Jason O'Connell, Kate McCluggage. Photo: Jeremy Daniel.
The play’s quirky style is very much in the absurdist mode then very much in fashion (and still running rampant, as per such recent examples as The Hollower), providing just enough realism to make its more off-the-wall, even fantastical incursions palatable. These latter include, for example, scenes during which the eponymous Wanda June (Charlotte Wise), a child who was killed by an ice cream truck, tells us how nice it is in heaven, or one in which the cast dons straw hats and sings an old vaudeville number in barbershop harmony.

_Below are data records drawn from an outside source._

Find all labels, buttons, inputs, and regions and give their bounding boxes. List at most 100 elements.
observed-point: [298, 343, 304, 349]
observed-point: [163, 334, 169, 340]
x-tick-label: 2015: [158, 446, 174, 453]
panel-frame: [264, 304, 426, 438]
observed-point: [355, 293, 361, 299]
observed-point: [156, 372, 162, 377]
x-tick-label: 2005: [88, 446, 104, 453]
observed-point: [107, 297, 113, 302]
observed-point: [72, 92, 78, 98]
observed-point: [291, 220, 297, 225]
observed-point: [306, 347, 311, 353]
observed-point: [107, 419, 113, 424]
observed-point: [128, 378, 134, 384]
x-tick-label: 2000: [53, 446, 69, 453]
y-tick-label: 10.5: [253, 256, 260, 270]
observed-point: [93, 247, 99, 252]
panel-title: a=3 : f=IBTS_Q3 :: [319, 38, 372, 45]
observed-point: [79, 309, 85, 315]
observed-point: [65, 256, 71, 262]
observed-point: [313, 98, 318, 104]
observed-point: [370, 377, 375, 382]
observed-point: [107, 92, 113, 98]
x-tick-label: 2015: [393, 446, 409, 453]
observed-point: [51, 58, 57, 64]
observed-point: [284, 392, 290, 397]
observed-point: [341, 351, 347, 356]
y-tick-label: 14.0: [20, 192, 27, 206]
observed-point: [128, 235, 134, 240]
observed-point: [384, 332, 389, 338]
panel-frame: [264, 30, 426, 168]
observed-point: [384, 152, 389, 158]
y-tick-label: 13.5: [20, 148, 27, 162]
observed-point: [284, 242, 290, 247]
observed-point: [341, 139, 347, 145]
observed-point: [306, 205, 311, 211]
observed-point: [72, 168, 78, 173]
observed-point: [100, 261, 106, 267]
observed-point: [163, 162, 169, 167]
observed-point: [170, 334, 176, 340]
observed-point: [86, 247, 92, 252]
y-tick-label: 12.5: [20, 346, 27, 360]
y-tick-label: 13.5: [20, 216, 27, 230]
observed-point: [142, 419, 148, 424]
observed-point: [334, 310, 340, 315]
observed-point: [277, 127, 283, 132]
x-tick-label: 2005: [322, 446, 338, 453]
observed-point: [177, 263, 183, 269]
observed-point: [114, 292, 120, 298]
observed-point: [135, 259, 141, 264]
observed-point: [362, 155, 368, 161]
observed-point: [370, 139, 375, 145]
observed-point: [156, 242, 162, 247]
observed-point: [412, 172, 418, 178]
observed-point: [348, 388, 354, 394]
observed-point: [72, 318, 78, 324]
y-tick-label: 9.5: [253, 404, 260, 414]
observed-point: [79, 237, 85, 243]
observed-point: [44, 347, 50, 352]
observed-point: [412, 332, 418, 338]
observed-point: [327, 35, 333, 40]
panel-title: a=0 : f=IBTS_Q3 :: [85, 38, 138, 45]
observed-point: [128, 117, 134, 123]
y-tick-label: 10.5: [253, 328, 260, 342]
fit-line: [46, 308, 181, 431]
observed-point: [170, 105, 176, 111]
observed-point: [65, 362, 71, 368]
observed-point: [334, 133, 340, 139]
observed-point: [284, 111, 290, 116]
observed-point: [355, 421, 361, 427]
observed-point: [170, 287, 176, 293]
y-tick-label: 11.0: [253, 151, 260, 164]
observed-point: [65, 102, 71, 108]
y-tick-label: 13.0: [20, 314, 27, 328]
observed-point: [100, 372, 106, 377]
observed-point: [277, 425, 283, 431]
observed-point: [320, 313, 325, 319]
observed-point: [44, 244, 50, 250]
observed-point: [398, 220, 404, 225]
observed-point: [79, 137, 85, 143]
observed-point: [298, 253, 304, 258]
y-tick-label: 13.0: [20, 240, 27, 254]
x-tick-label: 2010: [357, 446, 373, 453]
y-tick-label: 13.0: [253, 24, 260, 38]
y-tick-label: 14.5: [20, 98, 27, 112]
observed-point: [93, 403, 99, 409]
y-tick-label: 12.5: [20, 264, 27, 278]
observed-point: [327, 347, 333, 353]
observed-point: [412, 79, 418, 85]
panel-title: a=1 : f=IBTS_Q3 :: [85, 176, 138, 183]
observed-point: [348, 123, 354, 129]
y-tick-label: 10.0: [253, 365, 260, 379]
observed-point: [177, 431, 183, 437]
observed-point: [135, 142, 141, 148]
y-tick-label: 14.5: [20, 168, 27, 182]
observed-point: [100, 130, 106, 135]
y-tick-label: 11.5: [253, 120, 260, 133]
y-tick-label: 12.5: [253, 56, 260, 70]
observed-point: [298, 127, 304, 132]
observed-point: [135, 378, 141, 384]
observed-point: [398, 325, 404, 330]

Jason O'Connell. Photo: Jeremy Daniel.
The weirdly angled Ryan apartment (designed by Brittany Vasta) itself, with its big game trophy heads mounted on a wall, combines realism and fantasy, including a doorbell that growls like a jungle animal rather than ringing. Jungle sounds, both those created by sound designer Mark Van Hare, and those by the actors themselves, are an integral part of the show. 
Kate McCluggage, Charlotte Wise, Jason O'Connell. Photo: Jeremy Daniel.
Unfortunately, and I know I’m an outlier here, this Wheelhouse Theater Company production is overacted, under-funny, and ineffectually directed. The original’s three acts are compressed into two, running a talkatively dreary two hours and 40 minutes. Director Jeff Wise isn’t able to locate the correct pace, leading to a lugubrious lack of tension. He also fails to create a world in which we can accept the plausibility of these offbeat characters and a sense of their commitment to one another.  
Charlotte Wise, Craig Wesley Divino. Photo: Jeremy Daniel.
The play’s peculiar style requires actors who can walk the tightrope of making their characters fundamentally believable even when what they say and do is unbelievable; sometimes this demands that they convey ever-so-subtle nuances that hint at their complicity in behavior they acknowledge is silly but necessary to get a point across. What we get, instead, is a lot of mugging directed at the audience, essentially asking it to agree with whatever someone on stage is saying.
Jason O'Connell, Kate McCluggage, Matt Harrington. Photo: Jeremy Daniel.
The kid actors are fine, but, of the adults, only the tall, slender MacCluggage (who doubles as one of Ryan’s late wives, originally covered by a separate actress), finds the right tonal balance between seriousness and farce, sincerity and wit. On the other hand, O’Connell (who also plays a dead Nazi, another role originally played by a different actor) makes the gum-chewing, chauvinistic, misogynistic Ryan so cartoonishly aggressive and obnoxiously apelike (he prefers a partial crouch to standing straight), it’s incomprehensible how anyone, even in the play’s bizarro world, much less the paying audience, wouldn’t do everything in their power to climb the nearest tree.
Finn Faulconer, Kate McCluggage, Jason O'Connell. Photo: Jeremy Daniel.
Yes, the audience chuckled now and then (I even felt spittle from one big laugh fall from behind on my pate), and, yes, there are those mostly positive reviews. Personally, though, I’m afraid I won’t be bringing presents to celebrate Happy Birthday, Wanda June.